Ne pas être gros, gras, bien portant. Ah oui, ça c'est important. Pour être accepté à l'école, pour être accepté par ses parents, pour être aimé peut être. 

Rester mince, sans faire d'efforts particuliers, ne jamais se plaindre, ne jamais montrer qu'on a mal.

Faire des études, les réussir, en silence, et être meilleur, passer des concours, se surpasser, pour....

Avoir un métier, un métier dont les parents seront fiers, mais porter des oeillères, ne pas se laisser distraire par la vie dehors qui nous appelle et nous encourage à profiter de nos 20 ans.

Etre sérieux, posé, calme, ne pas faire de vague, faire la fierté des siens, et tant pis si c'est dur, tant pis si ça fait mal, tant pis si on sent notre personnalité se débattre dans notre corps.

Etre bon, généreux, souriant, avenant, aimable et partager, donner aux associations caritatives, voter, aider la vieille dame à traverser, être bon au travail, être fort, tout supporter, tout savoir faire, ne jamais se plaindre de rien, ne pas être malade, ne jamais fléchir.

Aimer, mais sans attendre rien en retour, suivre sa route et son petit bonhomme de chemin, sans s'en écarter, sans se poser de questions.

Rester mince, bien habillé, classe, distingué, ne jamais se laisser aller, ne jamais lâcher prise, mais donner aux autres l'image de quelqu'un de cool et de détendu.

Avoir du temps pour sa famille, être disponible, ne jamais en avoir assez, tout partager, n'avoir aucun secret, n'avoir aucun avis bien évidemment, ne jamais critiquer, sourire, opiner, se résigner, mais avoir toujours l'air satisfait.

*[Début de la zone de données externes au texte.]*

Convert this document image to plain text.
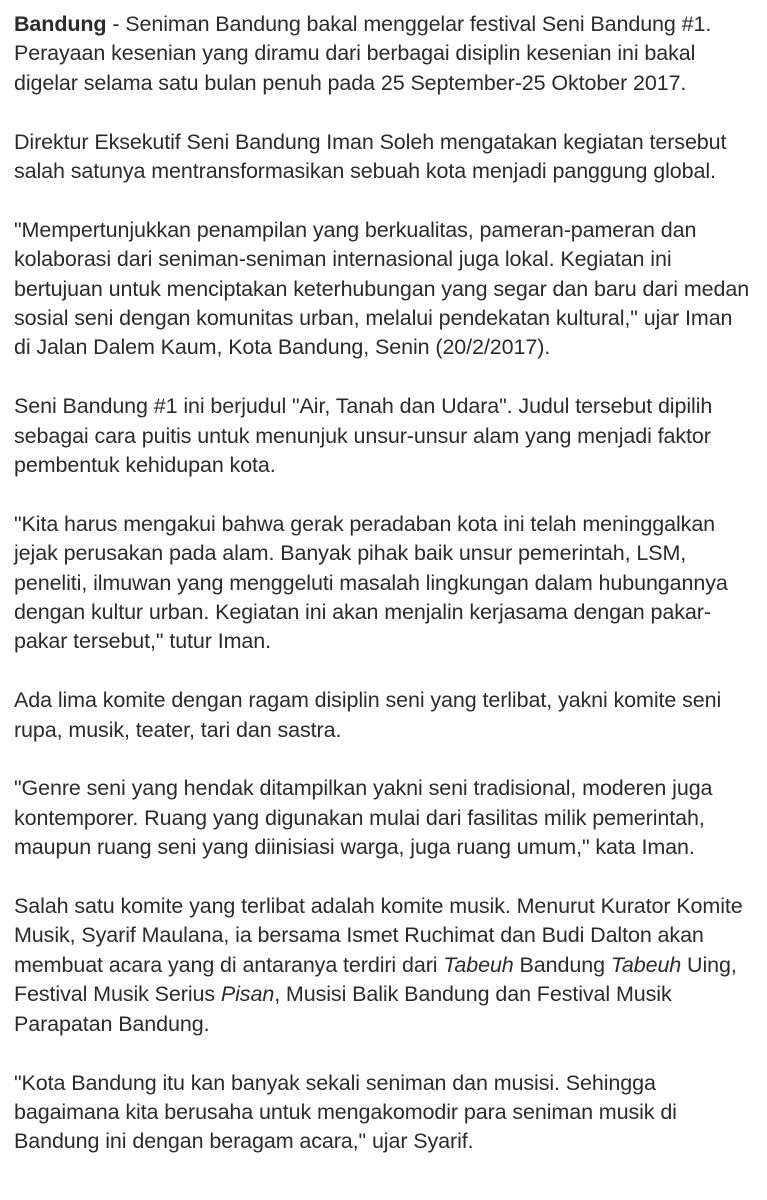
Bandung - Seniman Bandung bakal menggelar festival Seni Bandung #1. Perayaan kesenian yang diramu dari berbagai disiplin kesenian ini bakal digelar selama satu bulan penuh pada 25 September-25 Oktober 2017.

Direktur Eksekutif Seni Bandung Iman Soleh mengatakan kegiatan tersebut salah satunya mentransformasikan sebuah kota menjadi panggung global.

"Mempertunjukkan penampilan yang berkualitas, pameran-pameran dan kolaborasi dari seniman-seniman internasional juga lokal. Kegiatan ini bertujuan untuk menciptakan keterhubungan yang segar dan baru dari medan sosial seni dengan komunitas urban, melalui pendekatan kultural," ujar Iman di Jalan Dalem Kaum, Kota Bandung, Senin (20/2/2017).

Seni Bandung #1 ini berjudul "Air, Tanah dan Udara". Judul tersebut dipilih sebagai cara puitis untuk menunjuk unsur-unsur alam yang menjadi faktor pembentuk kehidupan kota.

"Kita harus mengakui bahwa gerak peradaban kota ini telah meninggalkan jejak perusakan pada alam. Banyak pihak baik unsur pemerintah, LSM, peneliti, ilmuwan yang menggeluti masalah lingkungan dalam hubungannya dengan kultur urban. Kegiatan ini akan menjalin kerjasama dengan pakar-pakar tersebut," tutur Iman.

Ada lima komite dengan ragam disiplin seni yang terlibat, yakni komite seni rupa, musik, teater, tari dan sastra.

"Genre seni yang hendak ditampilkan yakni seni tradisional, moderen juga kontemporer. Ruang yang digunakan mulai dari fasilitas milik pemerintah, maupun ruang seni yang diinisiasi warga, juga ruang umum," kata Iman.

Salah satu komite yang terlibat adalah komite musik. Menurut Kurator Komite Musik, Syarif Maulana, ia bersama Ismet Ruchimat dan Budi Dalton akan membuat acara yang di antaranya terdiri dari Tabeuh Bandung Tabeuh Uing, Festival Musik Serius Pisan, Musisi Balik Bandung dan Festival Musik Parapatan Bandung.

"Kota Bandung itu kan banyak sekali seniman dan musisi. Sehingga bagaimana kita berusaha untuk mengakomodir para seniman musik di Bandung ini dengan beragam acara," ujar Syarif.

Et se réveiller un matin, une perfusion accrochée au bras, incapable de bouger, immobile sur un lit d'hôpital, se rendre compte que le temps est passé vite, qu'on n'a eu le temps de rien, qu'on a tout bien réussi, tout bien fait comme on nous a dit et que ça n'a servi à rien.

Que le corps, ce corps, le nôtre lâche un jour sous la pression, plie sous la dureté de ce qu'on nous a toujours obligé à enfouir au fond de nous, et nous laisse cloué là.

Se dire enfin qu'il est bien temps de vivre, qu'on veut voyager, où bon nous semble, qu'on veut se marier à Las vegas avec celui qu'on aime, faire des enfants, maintenant, tout de suite, aller au bout du monde, sauter à l'elastique, et se rendre compte, enfin, qu'à vouloir être parfait on s'est détruit la santé, détruit petit à petit de l'intérieur, pris des cachets pour dormir, longtemps, pour oublier, la dureté du monde, la pression des autres, la pression de l'enfer.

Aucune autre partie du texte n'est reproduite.